Friday, November 20, 2009

Final Project Proposal: Part 4

Prompt: Decide on the implementation.

•frontend:

We will parse the language in the same way we parse the 164 language: we will be using the same AST generated from the symantic actions in project 3 to create the DAG.

•the core language: We will reuse the 164 language from project 3. The least that is required for creating the DAG is just a list of statements. After this, we will extend this to lists of statements within lists of statements when we incorporate lambdas.

•internal representation:

There are two ways we can interpret the dag created from the AST. One way is to execute the statements while traversing the dag. The other way is to compile the dag into bytecode and send that to the bytecode interpreter to run it in parallel. We are leaning towards the bytecode interpreter since we would only have to modify it and it gives us the freedom to parallelize coroutines (if we figure out a way how of course).

•interpreter/compiler:

The parser will generate the AST for the 164 language as before.
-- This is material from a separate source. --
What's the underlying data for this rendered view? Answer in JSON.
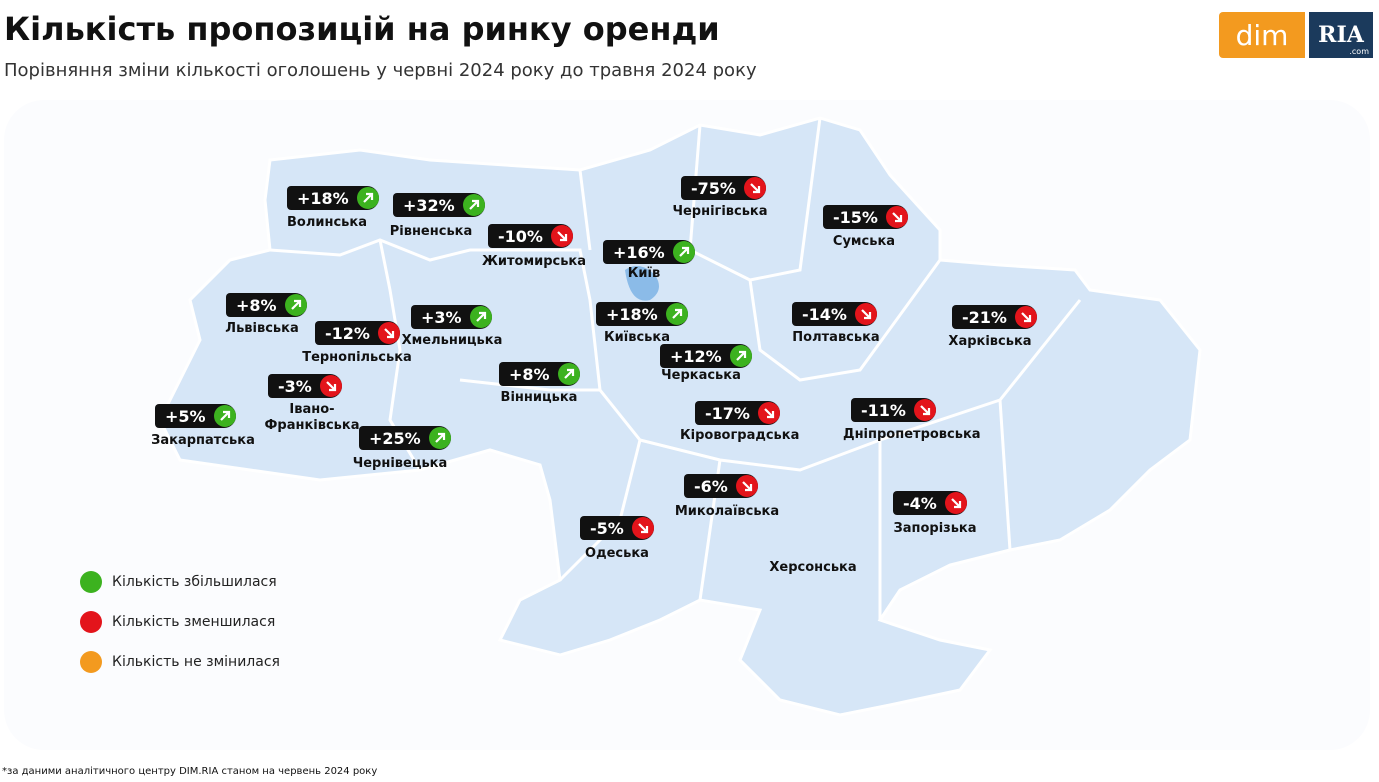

Instead of compiling the AST into bytecode, the compiler will traverse the AST and record what variables are written and/or read at each statement. Then based on this the compiler will create a DAG where each node represents a statement and the edges represent the flow of the program. This means that before node N is executed, all of its parent nodes must be executed.

The bytecode interpreter will start at the top of the dag and run each independent source in parallel. Every child statement will have a counter to count how many parent statements have finished executing. When a statement is done executing, it will increment the counter of its child and check to see if the counter value is equal to the number of parents of the child. If it is equal, it will execute that statement. This continues until the DAG is traversed.

•debugging: We will debug our implementation by using GraphViz to visualize the DAG.